Saíram pelo portão, começando a andar pela trilha que levava à central da usina. O silêncio completo só era quebrado pelo som do rio que corria logo ao lado ou pelo som dos animais da floresta. Tommy estava tão acostumado a fazer aquele caminho, que nem sequer precisava mais de uma lanterna. Ele achava que a claridade poderia atrair qualquer infectado que pudesse estar no caminho. Joel também não ligou a sua lanterna, concentrando-se na sua audição aguçada eventualmente, para ter certeza de que nada os cercava. Depois de alguns minutos, chegaram à cerca dos fundos da usina, entrando por uma porta discreta que foi construída logo após a ocupação do lugar. Passaram pela casa de máquinas e pelos outros prédios que, assim como todo o resto, estavam escuros, vazios e silenciosos. Chegaram finalmente ao primeiro posto de controle, onde Joel e Ellie foram identificados pela primeira vez. Dois rapazes e uma mulher estavam lá.
"Algum problema por aqui?" Tommy perguntou, cumprimentando-os com um aceno.
"Nada. Algo no caminho?" A mulher perguntou.

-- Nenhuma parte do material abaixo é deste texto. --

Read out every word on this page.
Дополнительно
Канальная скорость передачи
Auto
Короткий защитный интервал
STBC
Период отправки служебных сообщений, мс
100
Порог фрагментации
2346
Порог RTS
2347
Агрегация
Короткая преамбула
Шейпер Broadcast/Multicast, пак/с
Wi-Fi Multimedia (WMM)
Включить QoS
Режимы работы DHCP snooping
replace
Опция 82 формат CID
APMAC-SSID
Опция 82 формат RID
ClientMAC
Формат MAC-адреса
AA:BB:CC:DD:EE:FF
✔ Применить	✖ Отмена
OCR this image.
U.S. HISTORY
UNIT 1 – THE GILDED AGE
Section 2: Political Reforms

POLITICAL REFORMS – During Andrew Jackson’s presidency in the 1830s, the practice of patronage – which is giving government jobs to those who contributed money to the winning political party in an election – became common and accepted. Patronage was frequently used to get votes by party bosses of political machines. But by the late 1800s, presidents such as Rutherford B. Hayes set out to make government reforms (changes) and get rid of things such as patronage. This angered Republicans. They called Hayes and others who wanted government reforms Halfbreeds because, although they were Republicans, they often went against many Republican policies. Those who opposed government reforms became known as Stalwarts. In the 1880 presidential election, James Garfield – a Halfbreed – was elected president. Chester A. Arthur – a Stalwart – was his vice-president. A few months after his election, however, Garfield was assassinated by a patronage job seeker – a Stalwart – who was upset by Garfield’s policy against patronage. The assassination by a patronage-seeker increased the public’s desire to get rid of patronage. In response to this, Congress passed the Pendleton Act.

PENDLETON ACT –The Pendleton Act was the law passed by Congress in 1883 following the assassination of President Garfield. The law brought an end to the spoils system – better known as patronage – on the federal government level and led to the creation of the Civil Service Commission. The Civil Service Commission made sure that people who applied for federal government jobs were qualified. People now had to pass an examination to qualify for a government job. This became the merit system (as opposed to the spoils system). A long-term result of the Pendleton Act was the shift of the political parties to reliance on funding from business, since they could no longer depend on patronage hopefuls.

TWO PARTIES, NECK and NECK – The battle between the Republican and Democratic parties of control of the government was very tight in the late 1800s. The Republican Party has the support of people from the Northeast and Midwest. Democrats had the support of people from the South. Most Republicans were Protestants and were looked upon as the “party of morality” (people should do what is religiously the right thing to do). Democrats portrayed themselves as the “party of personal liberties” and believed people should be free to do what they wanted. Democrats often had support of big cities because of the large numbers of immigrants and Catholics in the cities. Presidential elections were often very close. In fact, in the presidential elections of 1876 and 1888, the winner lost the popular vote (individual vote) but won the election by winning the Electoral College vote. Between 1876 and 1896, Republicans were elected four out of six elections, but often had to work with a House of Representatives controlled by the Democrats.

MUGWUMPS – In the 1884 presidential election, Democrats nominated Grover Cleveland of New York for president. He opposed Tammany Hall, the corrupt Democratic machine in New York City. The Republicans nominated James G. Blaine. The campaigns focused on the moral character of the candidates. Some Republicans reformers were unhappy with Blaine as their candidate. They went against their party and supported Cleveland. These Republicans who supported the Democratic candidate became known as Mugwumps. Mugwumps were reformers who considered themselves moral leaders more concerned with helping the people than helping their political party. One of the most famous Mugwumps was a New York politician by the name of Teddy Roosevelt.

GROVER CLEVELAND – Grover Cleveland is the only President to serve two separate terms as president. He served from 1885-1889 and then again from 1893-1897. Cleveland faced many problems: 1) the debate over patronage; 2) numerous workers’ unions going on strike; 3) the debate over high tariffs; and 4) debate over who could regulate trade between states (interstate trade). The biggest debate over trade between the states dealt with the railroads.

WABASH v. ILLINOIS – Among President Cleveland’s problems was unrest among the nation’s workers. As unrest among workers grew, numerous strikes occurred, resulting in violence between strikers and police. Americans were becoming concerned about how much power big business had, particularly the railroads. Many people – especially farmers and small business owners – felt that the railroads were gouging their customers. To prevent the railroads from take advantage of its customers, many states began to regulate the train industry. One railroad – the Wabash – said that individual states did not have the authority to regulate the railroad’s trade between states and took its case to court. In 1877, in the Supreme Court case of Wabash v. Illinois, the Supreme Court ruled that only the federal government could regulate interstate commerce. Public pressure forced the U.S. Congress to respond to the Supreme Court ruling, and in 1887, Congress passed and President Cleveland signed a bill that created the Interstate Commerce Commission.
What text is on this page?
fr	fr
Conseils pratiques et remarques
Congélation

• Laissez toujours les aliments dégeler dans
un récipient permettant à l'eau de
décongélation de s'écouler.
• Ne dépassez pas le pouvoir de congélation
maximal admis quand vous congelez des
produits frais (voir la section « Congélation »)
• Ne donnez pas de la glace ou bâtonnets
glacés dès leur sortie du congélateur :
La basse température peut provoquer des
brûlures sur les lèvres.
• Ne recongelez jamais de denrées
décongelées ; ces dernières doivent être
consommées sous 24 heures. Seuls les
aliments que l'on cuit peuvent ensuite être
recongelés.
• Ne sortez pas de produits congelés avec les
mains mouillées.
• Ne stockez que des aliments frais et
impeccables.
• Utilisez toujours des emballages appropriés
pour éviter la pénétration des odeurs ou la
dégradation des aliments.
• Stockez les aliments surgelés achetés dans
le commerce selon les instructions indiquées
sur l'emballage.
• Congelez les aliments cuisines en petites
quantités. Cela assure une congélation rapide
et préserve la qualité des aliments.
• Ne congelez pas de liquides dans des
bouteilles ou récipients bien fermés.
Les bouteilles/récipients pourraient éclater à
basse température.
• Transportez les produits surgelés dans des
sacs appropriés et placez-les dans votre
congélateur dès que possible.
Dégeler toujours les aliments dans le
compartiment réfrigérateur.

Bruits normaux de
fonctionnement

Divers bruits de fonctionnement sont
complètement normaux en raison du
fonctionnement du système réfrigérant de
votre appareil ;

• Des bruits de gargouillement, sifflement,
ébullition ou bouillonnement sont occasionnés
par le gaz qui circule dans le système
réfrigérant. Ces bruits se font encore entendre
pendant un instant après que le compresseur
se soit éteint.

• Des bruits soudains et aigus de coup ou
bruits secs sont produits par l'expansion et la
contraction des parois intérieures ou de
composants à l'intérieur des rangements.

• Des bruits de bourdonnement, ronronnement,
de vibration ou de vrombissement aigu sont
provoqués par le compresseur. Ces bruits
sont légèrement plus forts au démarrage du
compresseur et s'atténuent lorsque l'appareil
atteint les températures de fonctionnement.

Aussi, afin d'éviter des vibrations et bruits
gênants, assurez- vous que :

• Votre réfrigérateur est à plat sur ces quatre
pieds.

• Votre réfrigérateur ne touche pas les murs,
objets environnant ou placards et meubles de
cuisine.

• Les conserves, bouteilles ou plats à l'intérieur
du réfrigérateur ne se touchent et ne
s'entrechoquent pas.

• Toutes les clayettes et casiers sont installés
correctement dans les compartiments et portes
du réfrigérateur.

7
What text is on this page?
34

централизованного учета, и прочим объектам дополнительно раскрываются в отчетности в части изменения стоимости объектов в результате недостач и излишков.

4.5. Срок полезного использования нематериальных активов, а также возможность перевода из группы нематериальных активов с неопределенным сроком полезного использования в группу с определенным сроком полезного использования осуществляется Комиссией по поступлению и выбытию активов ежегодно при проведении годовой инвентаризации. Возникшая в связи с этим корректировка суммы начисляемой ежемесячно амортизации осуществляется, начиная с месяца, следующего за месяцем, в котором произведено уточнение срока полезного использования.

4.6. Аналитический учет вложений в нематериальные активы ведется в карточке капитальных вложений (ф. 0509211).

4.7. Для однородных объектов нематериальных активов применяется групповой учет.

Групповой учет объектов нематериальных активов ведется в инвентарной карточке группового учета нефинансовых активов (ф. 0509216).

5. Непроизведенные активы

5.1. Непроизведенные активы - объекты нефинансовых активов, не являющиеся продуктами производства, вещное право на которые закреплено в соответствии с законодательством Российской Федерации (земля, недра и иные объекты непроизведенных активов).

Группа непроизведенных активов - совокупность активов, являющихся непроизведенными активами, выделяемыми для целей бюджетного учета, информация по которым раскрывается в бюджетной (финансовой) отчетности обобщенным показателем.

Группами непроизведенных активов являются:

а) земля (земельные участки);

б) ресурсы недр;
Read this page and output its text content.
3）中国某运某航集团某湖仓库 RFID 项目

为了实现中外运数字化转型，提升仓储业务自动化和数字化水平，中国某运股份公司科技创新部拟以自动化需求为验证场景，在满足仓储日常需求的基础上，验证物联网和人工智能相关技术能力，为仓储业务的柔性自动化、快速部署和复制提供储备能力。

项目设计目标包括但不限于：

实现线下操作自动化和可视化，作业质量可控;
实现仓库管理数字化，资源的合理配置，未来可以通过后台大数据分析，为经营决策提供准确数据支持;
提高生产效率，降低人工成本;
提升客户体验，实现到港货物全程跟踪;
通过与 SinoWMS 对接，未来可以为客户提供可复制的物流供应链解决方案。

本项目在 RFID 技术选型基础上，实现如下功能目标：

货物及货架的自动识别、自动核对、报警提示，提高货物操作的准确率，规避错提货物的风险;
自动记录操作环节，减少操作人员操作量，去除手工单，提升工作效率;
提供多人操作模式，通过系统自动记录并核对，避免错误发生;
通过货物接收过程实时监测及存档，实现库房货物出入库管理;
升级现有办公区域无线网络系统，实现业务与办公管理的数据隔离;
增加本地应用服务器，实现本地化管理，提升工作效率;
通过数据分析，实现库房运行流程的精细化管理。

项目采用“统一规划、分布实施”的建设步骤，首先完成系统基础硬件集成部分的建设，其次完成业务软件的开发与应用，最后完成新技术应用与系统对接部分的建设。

"Não, tudo tranquilo. Podem ir" Ele respondeu, vendo os três descerem pelas escadas. O sistema de rondas funcionava daquela maneira: quando uma dupla chegava ao posto de controle, a outra, que estava naquele posto, descia para fazer a ronda. Aquela movimentação seguia pela madrugada até o amanhecer. Os dois sentaram-se, um de cada lado, no topo do posto. Joel arrumava o rifle quando ouviu algo entre as árvores. Fez um sinal para Tommy e manteve-se totalmente parado, prestando atenção nos ruídos. Percebeu que eram dois humanos armados andando entre as árvores. Levantou o braço, sinalizando que atiraria no da direita, para que Tommy atirasse no da esquerda. Apoiou o rifle no peito e fixou a mira, acompanhando os passos dele. Destravou e atirou, fazendo com que o estampido quebrasse o silêncio entre as árvores. Logo em sequência, o tiro de Tommy. Nenhum dos dois caiu e Joel começou a imaginar que eles estavam protegidos por um colete à prova de balas.
Começaram a correr, se escondendo entre as árvores. Joel e Tommy recarregaram as armas e atiraram novamente. Um deles foi ao chão e o outro continuou a correr. Parou atrás de uma árvore e atirou de volta, acertando o vidro da cabine de comando. Outro carregamento e outros dois tiros que, finalmente, derrubaram o último.
"Vou checar" Joel disse.
"Não, Joel. Eles podem ser muitos" Tommy alertou, sussurrando.
Ele parou, apoiando-se na mureta de proteção. Fechou os olhos por um instante, tentando captar qualquer outro barulho. Não ouviu ninguém.
"Não tem mais ninguém aqui. Me dá cobertura" Pediu.
"Eu vou com você" Tommy começou a descer as escadas. Os dois passaram pelo portão e seguiram até os corpos, entre as árvores. Joel recolheu a munição e outros itens. As mãos ágeis começaram a procurar nos bolsos e, assim que alcançou o topo do colete à prova de balas, o metal gelado de um pingente tocou a sua pele. Ele puxou com um solavanco, ligando a lanterna pra ver o que era. As duas asas bem lapidadas e os contornos retos estavam visíveis, embora o desenho estivesse sujo de sangue do cara.
"Era um Vagalume" Disse. Olhou para frente e viu que Tommy segurava um pingente idêntico entre as mãos.
"Esse também" Jogou o colar para o irmão. "Eles estão se aproximando".
Antes mesmo que os dois dessem a volta, uma voz desesperada começou a sair do rádio de Tommy. Eles ouviram os estalos abafados de tiros ao longe, seguidos por barulhos de explosões. Tommy tirou o rádio do casaco e a voz de Maria começou a ficar mais clara.
"A cidade está sob ataque!" Ela dizia repetidamente, entre o barulho nítido dos tiros que eles ouviam ao longe.
"Ellie!" Joel gritou, correndo para o portão.